In der Ferne sehen wir ein bereits überladenes Boot. Schlepper kommen, um die bereits im Meer befindlichen Migranten abzuholen. Der Mehrheit gelingt es, an Bord zu kommen … Doch sechs Menschen scheitern. Zwei Männer, zwei Frauen und zwei Kinder.
Für die Polizei beginnt nun eine Rettungsaktion. Ein Mann am Boden ist unterkühlt. Zwei Gendarmen schafften es mit Mühe, ihn hochzuheben und ins Wasser zu schleifen. Alle sind erschöpft von Müdigkeit und Kälte.

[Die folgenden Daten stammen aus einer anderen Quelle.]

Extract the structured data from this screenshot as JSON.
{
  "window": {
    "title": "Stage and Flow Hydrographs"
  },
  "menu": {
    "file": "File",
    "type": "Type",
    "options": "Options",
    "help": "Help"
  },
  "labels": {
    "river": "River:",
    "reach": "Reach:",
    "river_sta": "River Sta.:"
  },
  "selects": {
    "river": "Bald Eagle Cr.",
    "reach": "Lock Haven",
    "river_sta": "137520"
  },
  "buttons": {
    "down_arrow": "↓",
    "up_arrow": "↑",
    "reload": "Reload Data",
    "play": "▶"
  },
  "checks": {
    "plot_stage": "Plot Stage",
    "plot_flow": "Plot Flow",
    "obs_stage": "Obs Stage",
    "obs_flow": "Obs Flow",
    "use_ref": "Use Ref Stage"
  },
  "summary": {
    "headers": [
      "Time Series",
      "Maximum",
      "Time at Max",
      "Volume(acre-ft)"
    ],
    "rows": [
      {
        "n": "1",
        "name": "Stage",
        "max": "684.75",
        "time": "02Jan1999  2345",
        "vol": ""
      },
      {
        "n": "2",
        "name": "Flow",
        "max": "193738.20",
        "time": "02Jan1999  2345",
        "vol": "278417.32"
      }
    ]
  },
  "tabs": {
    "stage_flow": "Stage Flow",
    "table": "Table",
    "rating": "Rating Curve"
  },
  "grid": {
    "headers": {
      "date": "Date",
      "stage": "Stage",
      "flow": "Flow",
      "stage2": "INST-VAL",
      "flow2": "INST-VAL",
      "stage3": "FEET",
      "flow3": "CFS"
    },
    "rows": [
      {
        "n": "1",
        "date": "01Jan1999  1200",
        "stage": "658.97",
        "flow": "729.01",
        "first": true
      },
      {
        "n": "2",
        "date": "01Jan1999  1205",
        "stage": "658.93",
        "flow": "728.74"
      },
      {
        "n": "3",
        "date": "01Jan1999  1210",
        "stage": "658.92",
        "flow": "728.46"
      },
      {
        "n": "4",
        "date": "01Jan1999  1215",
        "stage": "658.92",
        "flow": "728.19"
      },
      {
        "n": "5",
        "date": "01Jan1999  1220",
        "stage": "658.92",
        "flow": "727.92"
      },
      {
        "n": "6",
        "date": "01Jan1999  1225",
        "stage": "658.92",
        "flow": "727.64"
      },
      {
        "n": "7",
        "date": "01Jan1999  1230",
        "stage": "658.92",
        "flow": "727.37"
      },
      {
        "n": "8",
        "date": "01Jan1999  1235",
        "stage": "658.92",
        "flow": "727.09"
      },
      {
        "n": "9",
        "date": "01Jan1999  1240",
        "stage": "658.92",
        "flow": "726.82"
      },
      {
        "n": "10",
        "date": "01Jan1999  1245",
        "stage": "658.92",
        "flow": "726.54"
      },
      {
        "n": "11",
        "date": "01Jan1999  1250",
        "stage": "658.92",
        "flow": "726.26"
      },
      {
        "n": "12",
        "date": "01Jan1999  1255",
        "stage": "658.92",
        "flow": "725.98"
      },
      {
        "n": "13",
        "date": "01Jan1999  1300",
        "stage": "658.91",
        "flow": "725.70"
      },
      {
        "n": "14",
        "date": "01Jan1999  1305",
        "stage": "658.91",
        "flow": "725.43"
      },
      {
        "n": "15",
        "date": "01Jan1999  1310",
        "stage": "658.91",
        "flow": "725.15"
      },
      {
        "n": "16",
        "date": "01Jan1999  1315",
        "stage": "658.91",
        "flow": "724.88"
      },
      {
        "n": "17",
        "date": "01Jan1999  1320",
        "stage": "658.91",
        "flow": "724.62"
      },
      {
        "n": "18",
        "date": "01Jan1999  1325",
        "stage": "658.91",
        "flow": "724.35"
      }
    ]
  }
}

Die sechs Personen konnten fliehen, während der unterkühlte Mann ins Krankenhaus gebracht wurde.
Am Horizont ist das Boot noch zu sehen. Auf See ist es der Polizei verboten, Boote abzufangen. Das Boot wird daher von der französischen Marine bis zur Grenze eskortiert, die britische Marine wird für das Ende der Reise in Richtung Dover sorgen.
Eine „absolute Notlage“
Sie haben es also geschafft, durchzukommen, aber nicht jeder hat diese Leichtigkeit. Das Jahr 2024 gilt als das tödlichste Jahr in Bezug auf Kanalüberquerungen: Mindestens 52 Menschen sind gestorben, verglichen mit 24 im Vorjahr.
“Es zeigt die absolute Not der Menschen, die nicht davor zurückschrecken, Risiken einzugehen, um nach England zu gelangen. Es zeigt auch die Bestürzung der Rettungsdienste und der Polizei, die nicht wissen, was sie tun sollen, die nicht wissen, wie sie mit der Situation umgehen sollen.“, ist Angèle empört.
Doch trotz der Gefahr und Ungewissheit werden immer wieder Versuche unternommen, die Grenze zu überqueren.